“It seems so wondahful to think that we are safe up above the storm. Look! There is a rainbow! And there is anothah and anothah! Oh, it is so beautiful, I’m glad it rained!”
The storm, that had lasted for nearly an hour, gradually cleared away till the valley lay spread out before them once more, in the sunshine, green and dripping from the summer shower.
“Well,” said the Little Colonel, as they started homeward, “aftah this I’ll remembah that no mattah how hard it rains the sun is always shining somewhere. It nevah hides itself from us. It is the valley that gets behind the clouds, just as if it was puttin’ a handkerchief ovah its face when it wanted to cry. It’s a comfort to know that the sun keeps shining, on right on, unchanged.”
It was nearly dark when they reached the little inn again in Zug. The narrow streets were wet, and the eaves of the houses still dripping. The landlord came out to meet them with an anxious face. “Your friend, the old Major,” he said, in his broken English, “he have not yet return. I fear the storm for him was bad.”
“Where did he go?” inquired Mr. Sherman. “I did not know that he intended leaving the hotel at all to-day. He did not seem well.”
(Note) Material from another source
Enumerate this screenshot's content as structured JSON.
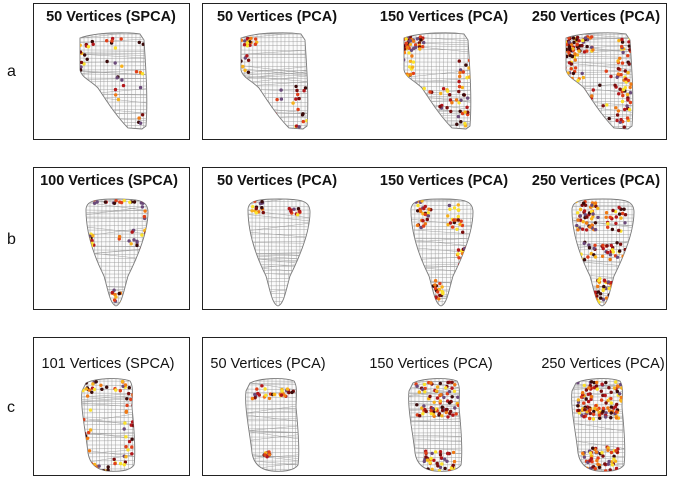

“Early after lunch,” was the answer. “He say he will up the mountain go, behind the town. He say that now he vair old man, maybe not again will he come this way, and one more time already before he die, he long to gather for himself the Alpine rosen.”
“Have you had a hard storm here?” asked Mrs. Sherman.
The landlord shrugged his shoulders and spread out his hands.
“The vair worst, madame. Many trees blow down. The lightning he strike a house next to the church of St. Oswald, and a goatherd coming down just now from the mountain say that the paths are heaped with fallen limbs, and slippery with mud. That is why for I fear the Major have one accident met.”
“Maybe he has stopped at some peasant’s hut for shelter,” suggested Mr. Sherman, seeing the distress in Lloyd’s face. “He knows the region around here thoroughly. However, if he is not here by the time we are through dinner, we’ll organise a searching party.”
“Hero knows that something is wrong,” said the Little Colonel, as they went into the dining-room a few minutes later. “See how uneasy he seems, walking from room to room. He is trying to find his mastah.”
The longer they discussed the Major’s absence the more alarmed they became, as the time passed and he did not return.
“You know,” suggested Lloyd, “that with just one arm he couldn’t help himself much if he should fall. Maybe he has slipped down some of those muddy ravines that the goatherd told about. Besides, he was so weak and tiahed this mawnin.’”
Presently her face brightened with a sudden thought.
“Oh, Papa Jack! Let’s send Hero. I know where the Majah keeps his things, the flask and the bags, and the dog will know, as soon as they are fastened on him, that he must start on a hunt. And I believe I can say the words in French so that he’ll undahstand. Only yestahday the Majah had me repeating them.”